PITTSBURGH - Back when baseball teams still played doubleheaders, a player named Ron Swoboda had a wise observation about playing two games in one day.
If a team was destined to split, he said it was always better to win the second game. His theory was that team ended the day feeling it had accomplished something while the first-game winner left the park with regrets even though both teams were 1-1.
That theory came to mind when Steelers president Art Rooney II offered a mostly upbeat assessment of his team's just-concluded 8-8 season.
He liked the way the team reversed its 2-6 start, and the way Mike Tomlin was able to hold things together.
But the Steelers were still 8-8, the same as they were in 2012. The journey was different, but the destination remained the same.
They ended the season beating a woeful Browns team that would fire its coach before the buses got back to Cleveland. Did that somehow offset losing a key home game to the warm-weather Dolphins in a snowstorm? That flop became even more egregious when the Dolphins used the game as a springboard to a collapse that also left them outside the playoff field.
The Steelers season wasn't a disaster. It wasn't a success, either. It was 8-8.
The most important takeaway from the season is it reinforced the need to rebuild a defense that is a shadow of what it used to be. Rooney II acknowledged that, but there was no overriding sense that he understands the urgency, or how big the task really is.
These end of the season State of The Steelers addresses from ownership are a new wrinkle. They're interesting, only because they offer a hint that ownership often doesn't seem to have a better idea than some of the cranky people who call talk shows.
The difference is that ownership has the hammer to implement its ideas, like firing the offensive coordinator, then dishonestly spinning the move as his "retirement."
But that's the way it goes. You just wish ownership had a stronger handle on things and recognized that alarming early-season losses to awful teams like Minnesota and Oakland matter just as much as what happens at the end.

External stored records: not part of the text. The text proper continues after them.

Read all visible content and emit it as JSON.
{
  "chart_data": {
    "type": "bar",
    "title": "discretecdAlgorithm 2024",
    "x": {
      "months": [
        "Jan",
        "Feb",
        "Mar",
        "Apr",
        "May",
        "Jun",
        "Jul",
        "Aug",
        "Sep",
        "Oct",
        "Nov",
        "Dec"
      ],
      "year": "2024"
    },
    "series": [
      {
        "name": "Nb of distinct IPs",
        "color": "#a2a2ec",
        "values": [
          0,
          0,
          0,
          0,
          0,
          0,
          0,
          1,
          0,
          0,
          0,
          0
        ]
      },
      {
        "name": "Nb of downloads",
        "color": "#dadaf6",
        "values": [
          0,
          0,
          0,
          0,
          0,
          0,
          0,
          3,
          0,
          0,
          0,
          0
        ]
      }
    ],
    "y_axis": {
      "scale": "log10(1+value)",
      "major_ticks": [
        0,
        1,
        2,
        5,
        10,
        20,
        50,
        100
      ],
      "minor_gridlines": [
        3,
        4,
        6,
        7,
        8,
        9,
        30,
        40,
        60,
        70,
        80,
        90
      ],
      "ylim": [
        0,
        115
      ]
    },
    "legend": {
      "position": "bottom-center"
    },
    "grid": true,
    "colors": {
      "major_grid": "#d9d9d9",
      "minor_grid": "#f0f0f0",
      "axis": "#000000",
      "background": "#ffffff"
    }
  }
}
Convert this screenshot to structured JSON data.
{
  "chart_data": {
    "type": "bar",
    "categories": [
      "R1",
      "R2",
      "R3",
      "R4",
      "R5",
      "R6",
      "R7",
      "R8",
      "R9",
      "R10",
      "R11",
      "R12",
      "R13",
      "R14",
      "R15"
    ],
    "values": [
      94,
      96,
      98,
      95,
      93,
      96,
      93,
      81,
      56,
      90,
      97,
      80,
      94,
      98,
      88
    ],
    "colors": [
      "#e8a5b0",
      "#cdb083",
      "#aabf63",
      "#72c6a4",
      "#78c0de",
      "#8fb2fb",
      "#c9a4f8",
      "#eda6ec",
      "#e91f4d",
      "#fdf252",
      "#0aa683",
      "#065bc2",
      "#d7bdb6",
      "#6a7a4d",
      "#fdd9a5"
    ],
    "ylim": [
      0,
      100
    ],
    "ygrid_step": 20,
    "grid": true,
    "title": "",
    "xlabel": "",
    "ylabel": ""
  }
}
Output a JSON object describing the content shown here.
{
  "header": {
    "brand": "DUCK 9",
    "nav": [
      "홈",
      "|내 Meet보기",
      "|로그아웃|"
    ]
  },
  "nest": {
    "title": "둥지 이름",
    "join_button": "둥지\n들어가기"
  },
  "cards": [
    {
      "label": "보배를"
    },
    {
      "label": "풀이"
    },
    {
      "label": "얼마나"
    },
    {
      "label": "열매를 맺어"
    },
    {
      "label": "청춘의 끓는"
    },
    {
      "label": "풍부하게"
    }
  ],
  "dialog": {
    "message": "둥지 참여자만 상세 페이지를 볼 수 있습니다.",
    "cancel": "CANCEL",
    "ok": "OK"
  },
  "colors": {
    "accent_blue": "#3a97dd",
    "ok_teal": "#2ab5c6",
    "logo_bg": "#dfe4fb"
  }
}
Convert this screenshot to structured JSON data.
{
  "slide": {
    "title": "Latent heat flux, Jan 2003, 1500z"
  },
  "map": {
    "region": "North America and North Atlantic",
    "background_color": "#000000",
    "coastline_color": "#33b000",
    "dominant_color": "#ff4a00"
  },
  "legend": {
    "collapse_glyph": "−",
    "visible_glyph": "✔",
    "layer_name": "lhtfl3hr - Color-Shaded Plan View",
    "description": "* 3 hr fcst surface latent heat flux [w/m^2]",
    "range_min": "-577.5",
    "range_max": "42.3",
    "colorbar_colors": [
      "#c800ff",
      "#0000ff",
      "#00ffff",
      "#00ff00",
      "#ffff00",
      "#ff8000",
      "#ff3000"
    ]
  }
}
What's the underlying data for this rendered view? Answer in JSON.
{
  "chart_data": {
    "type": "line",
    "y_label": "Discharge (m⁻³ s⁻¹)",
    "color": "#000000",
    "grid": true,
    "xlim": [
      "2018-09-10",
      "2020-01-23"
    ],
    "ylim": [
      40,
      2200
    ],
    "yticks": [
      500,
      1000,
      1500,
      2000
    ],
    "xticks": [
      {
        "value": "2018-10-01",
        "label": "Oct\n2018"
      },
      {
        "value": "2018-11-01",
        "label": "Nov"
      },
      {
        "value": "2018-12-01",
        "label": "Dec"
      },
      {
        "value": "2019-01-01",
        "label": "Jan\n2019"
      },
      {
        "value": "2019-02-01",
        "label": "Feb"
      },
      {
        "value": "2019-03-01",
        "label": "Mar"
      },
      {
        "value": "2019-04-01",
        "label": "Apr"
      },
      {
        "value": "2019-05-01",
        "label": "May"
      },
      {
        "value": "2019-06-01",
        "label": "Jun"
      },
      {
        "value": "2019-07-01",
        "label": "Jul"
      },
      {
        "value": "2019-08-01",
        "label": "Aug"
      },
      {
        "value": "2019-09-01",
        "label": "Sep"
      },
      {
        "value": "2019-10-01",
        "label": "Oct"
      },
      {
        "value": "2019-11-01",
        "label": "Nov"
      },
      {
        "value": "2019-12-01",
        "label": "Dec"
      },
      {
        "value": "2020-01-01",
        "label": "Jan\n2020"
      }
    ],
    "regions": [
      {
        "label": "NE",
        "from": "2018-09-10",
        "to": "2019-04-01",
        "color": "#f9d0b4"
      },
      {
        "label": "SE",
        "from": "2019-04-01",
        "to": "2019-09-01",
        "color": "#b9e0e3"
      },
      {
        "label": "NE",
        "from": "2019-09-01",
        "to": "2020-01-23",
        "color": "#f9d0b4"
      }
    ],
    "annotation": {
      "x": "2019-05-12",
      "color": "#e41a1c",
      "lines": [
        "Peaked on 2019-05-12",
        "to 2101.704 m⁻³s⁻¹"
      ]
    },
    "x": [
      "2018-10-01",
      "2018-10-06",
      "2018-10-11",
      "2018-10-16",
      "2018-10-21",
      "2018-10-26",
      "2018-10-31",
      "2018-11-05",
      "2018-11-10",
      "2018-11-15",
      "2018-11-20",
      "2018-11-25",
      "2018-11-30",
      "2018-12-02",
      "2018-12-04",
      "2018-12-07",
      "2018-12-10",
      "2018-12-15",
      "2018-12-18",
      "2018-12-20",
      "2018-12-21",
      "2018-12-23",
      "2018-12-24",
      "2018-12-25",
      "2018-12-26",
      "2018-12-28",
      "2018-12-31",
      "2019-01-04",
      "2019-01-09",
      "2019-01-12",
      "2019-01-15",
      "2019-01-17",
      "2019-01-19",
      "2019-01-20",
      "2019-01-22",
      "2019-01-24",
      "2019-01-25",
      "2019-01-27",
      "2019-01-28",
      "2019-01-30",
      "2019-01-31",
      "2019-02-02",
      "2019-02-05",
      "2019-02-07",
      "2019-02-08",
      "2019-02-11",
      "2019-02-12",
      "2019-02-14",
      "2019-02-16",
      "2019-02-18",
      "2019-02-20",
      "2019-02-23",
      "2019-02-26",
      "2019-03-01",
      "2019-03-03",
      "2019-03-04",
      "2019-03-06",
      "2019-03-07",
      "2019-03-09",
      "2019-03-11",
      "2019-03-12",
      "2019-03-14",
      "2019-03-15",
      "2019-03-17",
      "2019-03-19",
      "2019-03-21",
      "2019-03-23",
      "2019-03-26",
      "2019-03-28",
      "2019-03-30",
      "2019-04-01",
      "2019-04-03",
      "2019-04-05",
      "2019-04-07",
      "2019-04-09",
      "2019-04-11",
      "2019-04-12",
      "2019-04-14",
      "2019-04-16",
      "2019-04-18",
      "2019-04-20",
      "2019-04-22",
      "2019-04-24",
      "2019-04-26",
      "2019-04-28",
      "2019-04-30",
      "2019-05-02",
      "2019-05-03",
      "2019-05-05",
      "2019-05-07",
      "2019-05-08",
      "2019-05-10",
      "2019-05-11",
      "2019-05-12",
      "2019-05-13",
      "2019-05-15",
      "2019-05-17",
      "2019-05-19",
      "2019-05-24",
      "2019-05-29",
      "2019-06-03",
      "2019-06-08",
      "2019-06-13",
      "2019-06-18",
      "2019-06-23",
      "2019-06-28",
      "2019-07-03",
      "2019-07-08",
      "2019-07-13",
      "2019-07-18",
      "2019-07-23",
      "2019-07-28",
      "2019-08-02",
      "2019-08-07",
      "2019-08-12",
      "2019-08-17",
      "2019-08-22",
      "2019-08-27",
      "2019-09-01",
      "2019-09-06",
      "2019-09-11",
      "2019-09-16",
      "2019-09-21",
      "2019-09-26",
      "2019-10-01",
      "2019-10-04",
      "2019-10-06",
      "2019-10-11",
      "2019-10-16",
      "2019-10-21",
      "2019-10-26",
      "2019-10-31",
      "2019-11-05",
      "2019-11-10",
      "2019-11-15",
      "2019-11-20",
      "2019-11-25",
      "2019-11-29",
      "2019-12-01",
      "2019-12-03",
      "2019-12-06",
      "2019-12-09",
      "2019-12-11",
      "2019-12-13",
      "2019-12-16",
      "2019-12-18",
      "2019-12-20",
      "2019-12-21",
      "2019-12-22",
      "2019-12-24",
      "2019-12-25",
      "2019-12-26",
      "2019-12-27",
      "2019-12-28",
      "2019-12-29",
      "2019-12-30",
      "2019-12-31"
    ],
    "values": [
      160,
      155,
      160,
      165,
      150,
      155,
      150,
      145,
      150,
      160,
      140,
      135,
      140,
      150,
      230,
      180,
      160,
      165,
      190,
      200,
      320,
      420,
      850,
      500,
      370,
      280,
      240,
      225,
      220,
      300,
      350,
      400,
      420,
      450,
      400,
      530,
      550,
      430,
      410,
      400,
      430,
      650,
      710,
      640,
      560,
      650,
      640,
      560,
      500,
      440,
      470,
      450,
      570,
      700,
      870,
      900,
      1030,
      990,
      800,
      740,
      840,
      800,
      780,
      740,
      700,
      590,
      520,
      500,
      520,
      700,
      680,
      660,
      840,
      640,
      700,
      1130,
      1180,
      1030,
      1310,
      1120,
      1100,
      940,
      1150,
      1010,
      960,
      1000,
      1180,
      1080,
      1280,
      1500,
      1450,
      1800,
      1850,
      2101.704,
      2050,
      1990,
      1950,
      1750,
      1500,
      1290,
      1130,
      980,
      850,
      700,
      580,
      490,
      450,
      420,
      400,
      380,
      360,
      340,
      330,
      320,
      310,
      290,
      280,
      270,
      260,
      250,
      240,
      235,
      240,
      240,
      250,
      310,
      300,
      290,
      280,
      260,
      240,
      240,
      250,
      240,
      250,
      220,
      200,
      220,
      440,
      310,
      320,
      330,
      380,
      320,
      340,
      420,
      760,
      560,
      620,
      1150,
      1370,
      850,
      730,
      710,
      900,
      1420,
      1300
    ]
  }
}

After all, 8-8 is 8-8, no matter how you get there.
Chris Speier was a rookie shortstop with the San Francisco Giants in 1971 when he approached the Three Rivers Stadium groundskeeper to tell him about a rough patch in the infield dirt.
If Speier expected the guy to grab a rake and fix it, he was surprised.
Instead, the grounds crew guy looked at Speier and said, "Don't worry about it. I hear you're going back to Triple A anyway."
That was Steve "Dirt" DiNardo, who became a minor celebrity when the Steelers rose to Super Bowl fame in the 1970s. He carried that nickname even though the carpeted Three Rivers had less dirt than most fields.
The Steelers were so big that fans even knew the groundskeeper.
When DiNardo died last week at 82, we lost another of those chops-busting only-in-Pittsburgh characters from a different generation.
By the way, he fixed the infield - but not until he savored the shocked look on Speier's face.